Over the past few weeks, my kids have been making their Christmas wish lists. They want Legos and light sabers and spinning Japanese battle tops. Most importantly, each and every one of them wants an IPod Touch. After the lists were sent off to the North Pole, the youngest even left an extra note for Santa under the tree. “Dear Santa,” it said, “please, please, please leave me an Ipod Touch.” It was decorated with hearts. Part of me (the pathetic, weak part) wants the boys to find exactly what they want under that tree because Christmas is this magical, wonderful time when reality is flexible, when the rules of logic give way, when anything, anything at all is possible. Part of me wants to give them that.

The other part of me has no intention of letting 3 little boys throw their lives away on little electronic screens filled with Angry Birds. I mean, seriously, we’re not talking about a 15 year old with an extensive music collection. We’re talking about a 7 year old who thinks it would be cool to have access to You-Tube in bed.  

Consider the following:

1)      As a rule, the boys are not allowed to watch television during the week.

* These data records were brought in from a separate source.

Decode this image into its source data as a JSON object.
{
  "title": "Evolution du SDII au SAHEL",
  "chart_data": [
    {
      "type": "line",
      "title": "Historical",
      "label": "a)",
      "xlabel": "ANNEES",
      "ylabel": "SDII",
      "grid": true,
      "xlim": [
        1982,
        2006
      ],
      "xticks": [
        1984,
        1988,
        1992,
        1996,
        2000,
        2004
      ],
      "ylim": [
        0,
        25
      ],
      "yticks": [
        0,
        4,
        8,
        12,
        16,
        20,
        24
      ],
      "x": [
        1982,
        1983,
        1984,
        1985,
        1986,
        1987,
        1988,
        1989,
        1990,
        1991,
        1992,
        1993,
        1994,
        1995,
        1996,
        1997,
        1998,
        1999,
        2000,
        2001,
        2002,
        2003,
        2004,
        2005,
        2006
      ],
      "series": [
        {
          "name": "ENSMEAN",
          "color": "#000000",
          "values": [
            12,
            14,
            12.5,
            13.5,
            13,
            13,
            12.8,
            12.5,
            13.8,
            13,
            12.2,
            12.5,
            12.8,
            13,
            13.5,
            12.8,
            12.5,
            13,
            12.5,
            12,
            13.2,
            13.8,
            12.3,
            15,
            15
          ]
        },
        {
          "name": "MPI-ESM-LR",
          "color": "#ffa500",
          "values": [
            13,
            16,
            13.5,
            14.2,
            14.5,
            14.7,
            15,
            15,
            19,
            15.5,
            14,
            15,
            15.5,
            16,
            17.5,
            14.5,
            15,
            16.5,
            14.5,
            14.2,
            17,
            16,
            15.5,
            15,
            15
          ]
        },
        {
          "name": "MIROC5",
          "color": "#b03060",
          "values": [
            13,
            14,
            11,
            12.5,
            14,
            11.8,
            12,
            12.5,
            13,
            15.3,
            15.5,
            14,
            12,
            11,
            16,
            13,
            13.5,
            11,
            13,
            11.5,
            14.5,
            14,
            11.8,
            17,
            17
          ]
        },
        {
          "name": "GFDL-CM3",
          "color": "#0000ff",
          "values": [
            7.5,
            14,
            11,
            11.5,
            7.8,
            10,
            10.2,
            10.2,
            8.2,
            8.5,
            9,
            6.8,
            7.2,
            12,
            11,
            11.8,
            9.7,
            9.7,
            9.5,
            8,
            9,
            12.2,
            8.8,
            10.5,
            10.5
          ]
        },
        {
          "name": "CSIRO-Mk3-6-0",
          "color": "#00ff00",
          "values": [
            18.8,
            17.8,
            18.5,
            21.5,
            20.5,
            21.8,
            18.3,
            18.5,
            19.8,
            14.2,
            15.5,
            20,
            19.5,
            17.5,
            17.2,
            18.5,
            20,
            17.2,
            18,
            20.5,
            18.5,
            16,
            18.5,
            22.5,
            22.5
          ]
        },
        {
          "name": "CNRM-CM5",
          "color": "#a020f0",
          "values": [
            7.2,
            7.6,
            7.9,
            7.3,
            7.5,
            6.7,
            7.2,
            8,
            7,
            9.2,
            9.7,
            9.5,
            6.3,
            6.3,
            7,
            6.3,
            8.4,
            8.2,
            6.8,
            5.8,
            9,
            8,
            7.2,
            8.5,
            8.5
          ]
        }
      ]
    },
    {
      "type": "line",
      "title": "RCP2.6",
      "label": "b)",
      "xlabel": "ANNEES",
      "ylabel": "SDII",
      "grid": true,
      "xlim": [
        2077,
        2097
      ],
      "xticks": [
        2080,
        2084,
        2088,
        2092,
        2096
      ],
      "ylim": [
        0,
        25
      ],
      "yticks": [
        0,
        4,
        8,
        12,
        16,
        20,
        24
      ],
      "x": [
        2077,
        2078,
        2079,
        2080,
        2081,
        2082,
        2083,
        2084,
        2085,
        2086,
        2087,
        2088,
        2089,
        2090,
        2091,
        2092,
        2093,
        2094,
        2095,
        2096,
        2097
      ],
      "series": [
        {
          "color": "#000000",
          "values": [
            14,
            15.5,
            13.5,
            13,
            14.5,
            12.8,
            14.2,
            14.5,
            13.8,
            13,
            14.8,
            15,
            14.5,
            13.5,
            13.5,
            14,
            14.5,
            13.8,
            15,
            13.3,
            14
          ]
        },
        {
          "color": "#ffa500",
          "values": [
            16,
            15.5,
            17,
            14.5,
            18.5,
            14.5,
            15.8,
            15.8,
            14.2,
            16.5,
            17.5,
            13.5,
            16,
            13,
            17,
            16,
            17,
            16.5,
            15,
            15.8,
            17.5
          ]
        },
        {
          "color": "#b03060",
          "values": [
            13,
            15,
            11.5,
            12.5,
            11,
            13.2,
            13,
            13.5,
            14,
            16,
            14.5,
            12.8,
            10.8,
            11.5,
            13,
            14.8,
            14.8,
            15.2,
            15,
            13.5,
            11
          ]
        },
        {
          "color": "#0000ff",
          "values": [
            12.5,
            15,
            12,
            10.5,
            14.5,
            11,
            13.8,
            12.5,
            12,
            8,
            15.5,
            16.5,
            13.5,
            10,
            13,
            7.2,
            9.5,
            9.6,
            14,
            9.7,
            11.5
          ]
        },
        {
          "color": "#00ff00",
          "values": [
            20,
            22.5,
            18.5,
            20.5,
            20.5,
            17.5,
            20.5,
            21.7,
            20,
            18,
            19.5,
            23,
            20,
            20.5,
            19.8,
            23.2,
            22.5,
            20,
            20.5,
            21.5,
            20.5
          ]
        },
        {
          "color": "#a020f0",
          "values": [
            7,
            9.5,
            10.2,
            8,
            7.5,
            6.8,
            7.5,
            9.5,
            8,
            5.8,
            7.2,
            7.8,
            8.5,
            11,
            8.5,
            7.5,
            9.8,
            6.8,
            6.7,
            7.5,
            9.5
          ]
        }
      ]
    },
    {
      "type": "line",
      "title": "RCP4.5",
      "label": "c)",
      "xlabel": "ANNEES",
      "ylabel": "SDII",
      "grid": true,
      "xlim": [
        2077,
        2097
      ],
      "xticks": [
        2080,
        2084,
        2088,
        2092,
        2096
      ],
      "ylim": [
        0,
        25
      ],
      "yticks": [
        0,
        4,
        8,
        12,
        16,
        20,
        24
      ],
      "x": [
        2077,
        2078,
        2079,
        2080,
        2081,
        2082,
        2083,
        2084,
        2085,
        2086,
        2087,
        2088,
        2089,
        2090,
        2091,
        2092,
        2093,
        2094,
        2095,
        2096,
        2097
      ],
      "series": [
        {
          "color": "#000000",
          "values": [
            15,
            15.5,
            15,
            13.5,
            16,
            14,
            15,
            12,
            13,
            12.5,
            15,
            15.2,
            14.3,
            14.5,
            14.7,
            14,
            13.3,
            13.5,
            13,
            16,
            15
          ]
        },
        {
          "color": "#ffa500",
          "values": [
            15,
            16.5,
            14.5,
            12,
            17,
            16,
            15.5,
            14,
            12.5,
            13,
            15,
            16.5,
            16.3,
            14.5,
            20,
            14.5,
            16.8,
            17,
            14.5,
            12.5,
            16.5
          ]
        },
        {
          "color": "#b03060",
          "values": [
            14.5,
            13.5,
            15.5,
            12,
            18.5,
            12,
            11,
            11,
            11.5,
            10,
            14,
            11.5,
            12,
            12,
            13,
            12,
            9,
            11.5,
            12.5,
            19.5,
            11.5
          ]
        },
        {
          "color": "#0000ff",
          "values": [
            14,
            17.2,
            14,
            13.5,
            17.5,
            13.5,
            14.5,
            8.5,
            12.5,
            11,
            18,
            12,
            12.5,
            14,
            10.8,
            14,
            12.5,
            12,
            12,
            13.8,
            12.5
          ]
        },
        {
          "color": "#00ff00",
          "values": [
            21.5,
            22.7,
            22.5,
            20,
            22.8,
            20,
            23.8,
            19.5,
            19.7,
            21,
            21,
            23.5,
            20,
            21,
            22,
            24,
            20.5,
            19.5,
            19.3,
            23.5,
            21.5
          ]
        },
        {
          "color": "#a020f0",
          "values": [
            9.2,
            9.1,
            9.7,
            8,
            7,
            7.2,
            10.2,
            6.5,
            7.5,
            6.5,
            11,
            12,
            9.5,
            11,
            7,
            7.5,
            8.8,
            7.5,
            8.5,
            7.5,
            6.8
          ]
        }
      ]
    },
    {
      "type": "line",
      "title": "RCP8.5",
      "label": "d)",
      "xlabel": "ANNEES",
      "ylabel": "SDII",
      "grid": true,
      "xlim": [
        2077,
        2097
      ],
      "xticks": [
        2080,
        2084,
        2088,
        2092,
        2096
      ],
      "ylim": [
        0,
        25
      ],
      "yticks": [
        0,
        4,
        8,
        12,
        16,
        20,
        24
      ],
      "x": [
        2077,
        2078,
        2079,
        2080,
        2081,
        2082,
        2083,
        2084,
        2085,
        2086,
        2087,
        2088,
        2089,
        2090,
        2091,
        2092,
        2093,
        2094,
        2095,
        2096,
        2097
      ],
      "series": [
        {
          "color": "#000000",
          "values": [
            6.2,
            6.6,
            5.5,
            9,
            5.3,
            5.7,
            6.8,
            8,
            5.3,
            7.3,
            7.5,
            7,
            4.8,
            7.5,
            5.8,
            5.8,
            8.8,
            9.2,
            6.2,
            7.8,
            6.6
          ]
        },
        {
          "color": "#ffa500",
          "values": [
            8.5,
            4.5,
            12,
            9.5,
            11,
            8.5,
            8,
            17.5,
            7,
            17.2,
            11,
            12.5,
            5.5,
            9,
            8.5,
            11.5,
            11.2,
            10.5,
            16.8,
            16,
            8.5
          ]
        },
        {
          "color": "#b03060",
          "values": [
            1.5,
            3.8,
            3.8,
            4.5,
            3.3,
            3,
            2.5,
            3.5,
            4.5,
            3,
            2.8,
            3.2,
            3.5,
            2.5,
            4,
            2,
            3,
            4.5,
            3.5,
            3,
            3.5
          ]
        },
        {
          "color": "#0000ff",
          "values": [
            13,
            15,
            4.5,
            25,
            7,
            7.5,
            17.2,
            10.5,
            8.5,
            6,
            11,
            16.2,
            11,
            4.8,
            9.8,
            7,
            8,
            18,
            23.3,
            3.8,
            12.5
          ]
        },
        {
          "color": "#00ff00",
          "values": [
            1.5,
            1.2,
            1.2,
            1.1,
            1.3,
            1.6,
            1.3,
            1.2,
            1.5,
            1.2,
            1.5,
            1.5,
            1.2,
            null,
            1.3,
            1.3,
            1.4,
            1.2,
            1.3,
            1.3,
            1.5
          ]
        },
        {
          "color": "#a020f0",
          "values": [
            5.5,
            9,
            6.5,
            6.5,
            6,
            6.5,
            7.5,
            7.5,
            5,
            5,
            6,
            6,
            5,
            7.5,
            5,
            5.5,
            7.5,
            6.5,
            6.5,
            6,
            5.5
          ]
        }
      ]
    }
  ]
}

2)      They have a ticket system for video game time.

3)       In reality, neither of the above rules has mattered for months because they’ve been grounded from all electronics since late July. (In truth, I didn’t mean to say “grounded until Christmas!” but the words came out of my mouth and then I had to stick with it.)

How likely does it really seem that these kids will get a portable, all-access pass to all things app-related?